Abstract

Redundant Data communication greatly downgrades the performance and reliability of Wireless Sensor Network's (WSN). Spatial similarity and temporal similarity are the intrinsic features of sensory data. By reducing this spatio-temporal data redundancy, large amount of residual energy and bandwidth can be conserved. Very few methods use both spatial and temporal correlation to reduce data redundancy, where the system's error threshold is divided between spatial and temporal error thresholds that are fixed throughout the network's life span. In Spatio-Temporal Error Adaptation Model (STEAM), the spatio-temporal correlation between sensory data is exploited towards data reduction. The spatial redundancy is reduced by a data aware clustering and temporal redundancy is reduced by model based prediction approach.
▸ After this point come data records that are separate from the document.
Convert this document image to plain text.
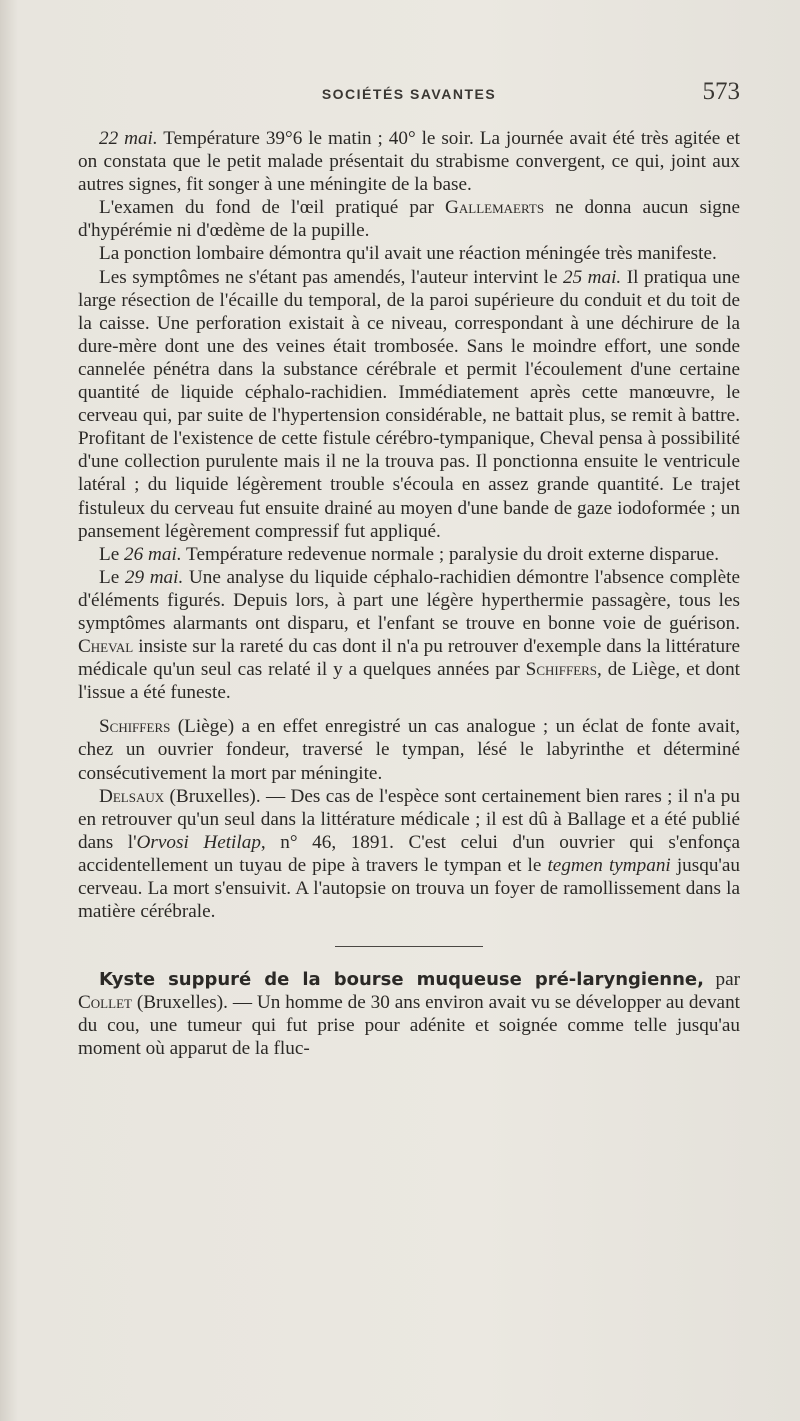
SOCIÉTÉS SAVANTES	573

22 mai. Température 39°6 le matin ; 40° le soir. La journée avait été très agitée et on constata que le petit malade présentait du strabisme convergent, ce qui, joint aux autres signes, fit songer à une méningite de la base.

L'examen du fond de l'œil pratiqué par Gallemaerts ne donna aucun signe d'hypérémie ni d'œdème de la pupille.

La ponction lombaire démontra qu'il avait une réaction méningée très manifeste.

Les symptômes ne s'étant pas amendés, l'auteur intervint le 25 mai. Il pratiqua une large résection de l'écaille du temporal, de la paroi supérieure du conduit et du toit de la caisse. Une perforation existait à ce niveau, correspondant à une déchirure de la dure-mère dont une des veines était trombosée. Sans le moindre effort, une sonde cannelée pénétra dans la substance cérébrale et permit l'écoulement d'une certaine quantité de liquide céphalo-rachidien. Immédiatement après cette manœuvre, le cerveau qui, par suite de l'hypertension considérable, ne battait plus, se remit à battre. Profitant de l'existence de cette fistule cérébro-tympanique, Cheval pensa à possibilité d'une collection purulente mais il ne la trouva pas. Il ponctionna ensuite le ventricule latéral ; du liquide légèrement trouble s'écoula en assez grande quantité. Le trajet fistuleux du cerveau fut ensuite drainé au moyen d'une bande de gaze iodoformée ; un pansement légèrement compressif fut appliqué.

Le 26 mai. Température redevenue normale ; paralysie du droit externe disparue.

Le 29 mai. Une analyse du liquide céphalo-rachidien démontre l'absence complète d'éléments figurés. Depuis lors, à part une légère hyperthermie passagère, tous les symptômes alarmants ont disparu, et l'enfant se trouve en bonne voie de guérison. Cheval insiste sur la rareté du cas dont il n'a pu retrouver d'exemple dans la littérature médicale qu'un seul cas relaté il y a quelques années par Schiffers, de Liège, et dont l'issue a été funeste.

Schiffers (Liège) a en effet enregistré un cas analogue ; un éclat de fonte avait, chez un ouvrier fondeur, traversé le tympan, lésé le labyrinthe et déterminé consécutivement la mort par méningite.

Delsaux (Bruxelles). — Des cas de l'espèce sont certainement bien rares ; il n'a pu en retrouver qu'un seul dans la littérature médicale ; il est dû à Ballage et a été publié dans l'Orvosi Hetilap, n° 46, 1891. C'est celui d'un ouvrier qui s'enfonça accidentellement un tuyau de pipe à travers le tympan et le tegmen tympani jusqu'au cerveau. La mort s'ensuivit. A l'autopsie on trouva un foyer de ramollissement dans la matière cérébrale.

Kyste suppuré de la bourse muqueuse pré-laryngienne, par Collet (Bruxelles). — Un homme de 30 ans environ avait vu se développer au devant du cou, une tumeur qui fut prise pour adénite et soignée comme telle jusqu'au moment où apparut de la fluc-
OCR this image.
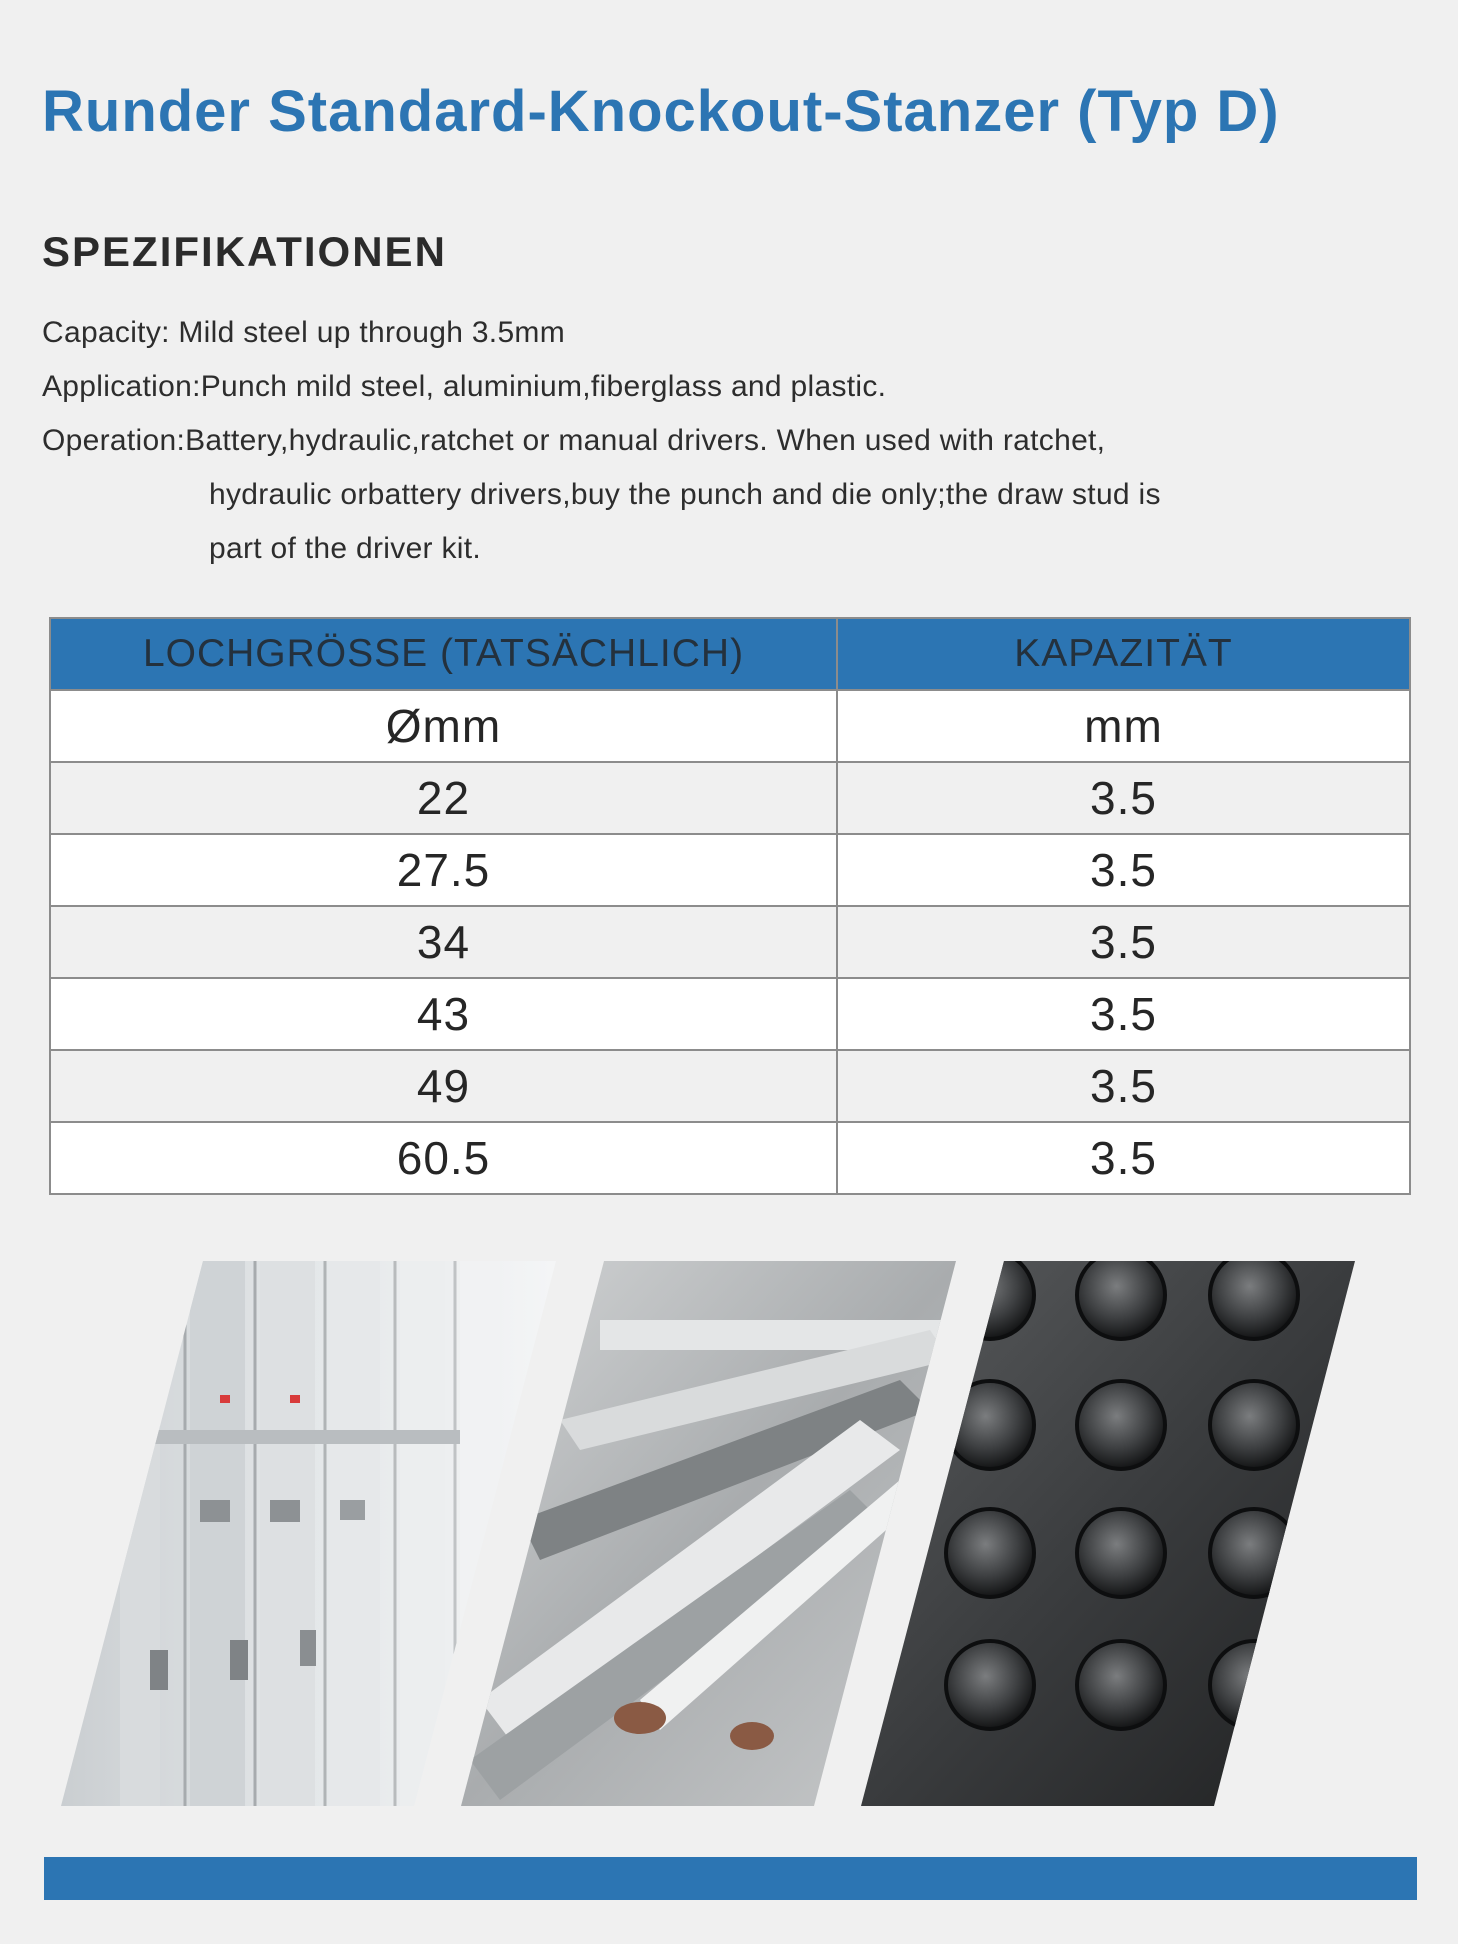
Runder Standard-Knockout-Stanzer (Typ D)
SPEZIFIKATIONEN
Capacity: Mild steel up through 3.5mm
Application:Punch mild steel, aluminium,fiberglass and plastic.
Operation:Battery,hydraulic,ratchet or manual drivers. When used with ratchet,
hydraulic orbattery drivers,buy the punch and die only;the draw stud is
part of the driver kit.
LOCHGRÖSSE (TATSÄCHLICH)	KAPAZITÄT
Ømm	mm
22	3.5
27.5	3.5
34	3.5
43	3.5
49	3.5
60.5	3.5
In the proposed work, the proportion of spatial and temporal error thresholds on total error is adapted based on data dynamics and spatial pattern changes of the network. The proposed work decreases considerable amount of data communication, while maintaining the data accuracy within user defined error tolerance. The proposed work follows a distributed approach, hence it is highly scalable. Since the work adapts the threshold based on network parameters, the performance is improved on diverse network conditions. The work attains up to 89% communication reduction in wireless data gathering system with an error tolerance of 0.4°C on collected data.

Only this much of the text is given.